Well the things in Austria, I am not an expert of the political situation, but I would say in Austria the tradition is that the state is much more involved, because we have a strong social democrat tradition so the state itself is much more involved actually in these things and we don’t really have this tradition of social economy as really independently embebed in the economy but it is really much more, you know, in the unions or in things much more connected to the state themselves, so this would then also be things that would be much more closely connected to politics anyway and they have their own platforms and contents there. But I am not really an expert [on that]…you should talk with other people about these aspects.

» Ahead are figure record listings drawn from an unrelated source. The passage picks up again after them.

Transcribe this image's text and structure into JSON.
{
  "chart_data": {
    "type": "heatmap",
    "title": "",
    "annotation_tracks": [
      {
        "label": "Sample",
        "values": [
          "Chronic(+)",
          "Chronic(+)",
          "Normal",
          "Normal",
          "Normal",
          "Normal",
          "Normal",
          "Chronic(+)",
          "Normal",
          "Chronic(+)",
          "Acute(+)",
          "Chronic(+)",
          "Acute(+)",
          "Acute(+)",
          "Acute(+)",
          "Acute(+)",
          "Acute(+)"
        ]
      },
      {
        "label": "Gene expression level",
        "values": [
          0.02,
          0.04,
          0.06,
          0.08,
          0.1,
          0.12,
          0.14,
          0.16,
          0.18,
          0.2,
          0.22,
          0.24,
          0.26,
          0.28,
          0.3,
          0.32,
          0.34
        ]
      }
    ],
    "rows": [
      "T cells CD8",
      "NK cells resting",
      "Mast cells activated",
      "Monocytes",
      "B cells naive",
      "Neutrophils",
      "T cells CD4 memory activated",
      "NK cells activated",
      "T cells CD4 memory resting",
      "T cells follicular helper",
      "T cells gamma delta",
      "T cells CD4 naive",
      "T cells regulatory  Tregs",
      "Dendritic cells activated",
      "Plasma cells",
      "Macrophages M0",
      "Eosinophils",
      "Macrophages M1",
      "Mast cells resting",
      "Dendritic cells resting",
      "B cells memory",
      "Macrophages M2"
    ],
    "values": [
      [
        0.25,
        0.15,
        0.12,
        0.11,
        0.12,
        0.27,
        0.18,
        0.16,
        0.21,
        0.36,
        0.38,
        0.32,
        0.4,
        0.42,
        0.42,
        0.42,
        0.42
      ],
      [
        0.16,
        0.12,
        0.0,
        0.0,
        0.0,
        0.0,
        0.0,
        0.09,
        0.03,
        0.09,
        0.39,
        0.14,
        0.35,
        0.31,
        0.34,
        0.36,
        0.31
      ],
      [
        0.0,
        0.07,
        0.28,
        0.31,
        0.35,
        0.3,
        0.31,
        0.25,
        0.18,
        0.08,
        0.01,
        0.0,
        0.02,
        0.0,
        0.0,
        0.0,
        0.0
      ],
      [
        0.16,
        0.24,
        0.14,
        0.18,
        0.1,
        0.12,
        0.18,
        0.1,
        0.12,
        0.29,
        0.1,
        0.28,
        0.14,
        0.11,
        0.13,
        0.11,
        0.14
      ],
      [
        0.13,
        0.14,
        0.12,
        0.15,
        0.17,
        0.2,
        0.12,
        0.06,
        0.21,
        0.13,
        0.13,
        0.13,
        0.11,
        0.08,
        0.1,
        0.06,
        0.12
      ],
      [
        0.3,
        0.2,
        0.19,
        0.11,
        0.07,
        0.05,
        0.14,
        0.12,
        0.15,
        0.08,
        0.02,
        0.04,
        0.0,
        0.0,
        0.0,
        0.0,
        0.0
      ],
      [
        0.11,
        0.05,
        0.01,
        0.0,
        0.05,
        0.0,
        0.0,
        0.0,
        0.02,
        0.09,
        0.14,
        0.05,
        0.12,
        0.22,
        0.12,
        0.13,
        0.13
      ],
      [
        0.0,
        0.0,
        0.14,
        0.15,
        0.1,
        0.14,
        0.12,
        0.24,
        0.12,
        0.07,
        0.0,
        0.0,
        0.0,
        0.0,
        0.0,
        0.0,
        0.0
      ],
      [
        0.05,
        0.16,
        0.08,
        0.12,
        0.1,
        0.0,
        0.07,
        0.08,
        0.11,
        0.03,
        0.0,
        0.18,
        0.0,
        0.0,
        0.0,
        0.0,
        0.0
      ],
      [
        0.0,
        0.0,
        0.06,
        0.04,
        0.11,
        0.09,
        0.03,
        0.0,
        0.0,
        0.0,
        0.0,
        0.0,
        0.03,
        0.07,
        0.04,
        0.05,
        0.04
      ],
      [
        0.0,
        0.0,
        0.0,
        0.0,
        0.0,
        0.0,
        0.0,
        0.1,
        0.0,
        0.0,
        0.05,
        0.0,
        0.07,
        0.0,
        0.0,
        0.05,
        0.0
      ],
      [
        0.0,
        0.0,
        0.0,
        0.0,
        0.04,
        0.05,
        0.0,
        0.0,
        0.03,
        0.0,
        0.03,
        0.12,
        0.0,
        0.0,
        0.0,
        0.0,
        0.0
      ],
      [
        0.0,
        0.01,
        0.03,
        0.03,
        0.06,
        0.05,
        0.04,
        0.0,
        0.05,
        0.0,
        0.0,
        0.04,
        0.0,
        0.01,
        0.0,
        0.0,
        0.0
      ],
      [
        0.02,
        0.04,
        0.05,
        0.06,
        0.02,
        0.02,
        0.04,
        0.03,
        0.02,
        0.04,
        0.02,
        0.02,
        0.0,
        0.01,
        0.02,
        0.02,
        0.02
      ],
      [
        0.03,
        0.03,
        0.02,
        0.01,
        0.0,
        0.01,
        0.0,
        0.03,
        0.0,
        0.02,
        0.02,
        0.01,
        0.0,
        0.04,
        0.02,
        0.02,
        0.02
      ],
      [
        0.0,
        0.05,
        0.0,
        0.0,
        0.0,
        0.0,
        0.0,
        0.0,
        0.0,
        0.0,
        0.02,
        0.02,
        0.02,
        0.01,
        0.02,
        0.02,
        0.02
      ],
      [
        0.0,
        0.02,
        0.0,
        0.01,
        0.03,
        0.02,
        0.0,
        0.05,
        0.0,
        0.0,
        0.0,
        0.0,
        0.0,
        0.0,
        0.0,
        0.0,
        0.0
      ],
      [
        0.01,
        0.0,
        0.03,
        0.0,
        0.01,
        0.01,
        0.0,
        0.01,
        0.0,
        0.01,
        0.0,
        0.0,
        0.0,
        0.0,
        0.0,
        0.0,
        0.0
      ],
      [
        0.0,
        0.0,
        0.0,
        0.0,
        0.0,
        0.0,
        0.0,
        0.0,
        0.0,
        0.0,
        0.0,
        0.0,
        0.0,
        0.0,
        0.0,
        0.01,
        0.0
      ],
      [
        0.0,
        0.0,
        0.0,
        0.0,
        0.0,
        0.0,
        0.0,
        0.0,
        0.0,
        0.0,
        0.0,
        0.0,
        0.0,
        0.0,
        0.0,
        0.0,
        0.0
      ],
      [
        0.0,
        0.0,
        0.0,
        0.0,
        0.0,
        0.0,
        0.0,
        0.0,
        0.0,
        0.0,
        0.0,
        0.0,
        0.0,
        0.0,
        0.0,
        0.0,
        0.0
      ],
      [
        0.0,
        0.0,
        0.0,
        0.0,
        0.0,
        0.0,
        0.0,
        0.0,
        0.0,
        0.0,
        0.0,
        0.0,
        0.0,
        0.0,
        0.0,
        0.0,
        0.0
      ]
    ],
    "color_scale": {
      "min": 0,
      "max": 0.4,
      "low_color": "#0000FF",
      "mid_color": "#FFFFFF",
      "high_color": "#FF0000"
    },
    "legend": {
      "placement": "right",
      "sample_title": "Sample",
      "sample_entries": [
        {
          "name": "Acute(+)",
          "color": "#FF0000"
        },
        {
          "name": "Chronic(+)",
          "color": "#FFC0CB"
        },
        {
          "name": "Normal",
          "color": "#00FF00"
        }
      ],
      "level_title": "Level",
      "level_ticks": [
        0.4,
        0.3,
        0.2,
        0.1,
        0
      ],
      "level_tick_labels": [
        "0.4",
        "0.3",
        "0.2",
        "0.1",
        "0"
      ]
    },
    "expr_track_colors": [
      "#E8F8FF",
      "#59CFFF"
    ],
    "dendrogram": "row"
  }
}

Yeah, you see in Brazil it is crazy, all the information they have there, they have already defined things, and now if you want to intercommunicate you have to compromise… We discussed a lot for instance how we are going to define the codes for the organisations or the business if they are from agriculture or for food…
mhm mhm mhm…
…some said: We use the NACE codes and others said we you use special codes, other said, oh we don’t use any codes, we don’t need it, you see!
This is really the problem that I see we this whole semantic web approach, because I have been there, I have doing research with RDF and I was really fascinated years ago but somehow it didn’t work out for me. And then I see this mail from Dominique [Dominique Guardiola of quinode.fr] on the interoperability list, and all this discussions in Paris—ok I haven’t been there—but the mails about all this; And then, what is the result, the actual result is that the vocabulary, what does it define, just some basic stuff that you really… I mean, pffff… I don’t know if this is really necessary to just define basic stuff [like product types all over again]. I understand the issue of interoperability, but I am not sure if it is really solved in this way. But… anyway there are different opinions, it is important to have different opinions and to try it out.
Dominique wants to go to Good Relations but I think he will not find all the answers there.
Yeah, but can you find the answers in theory in advance at all? That is my question! I think the answers and the concepts have to come out of the practice. So if you are the person who looks at the practice and then says, “OK I can identify this concept”, that is very worthwhile, that is very good to have such a person but just some people sitting together discussion about abstract concepts that is not going to do it. You have to look at the practice!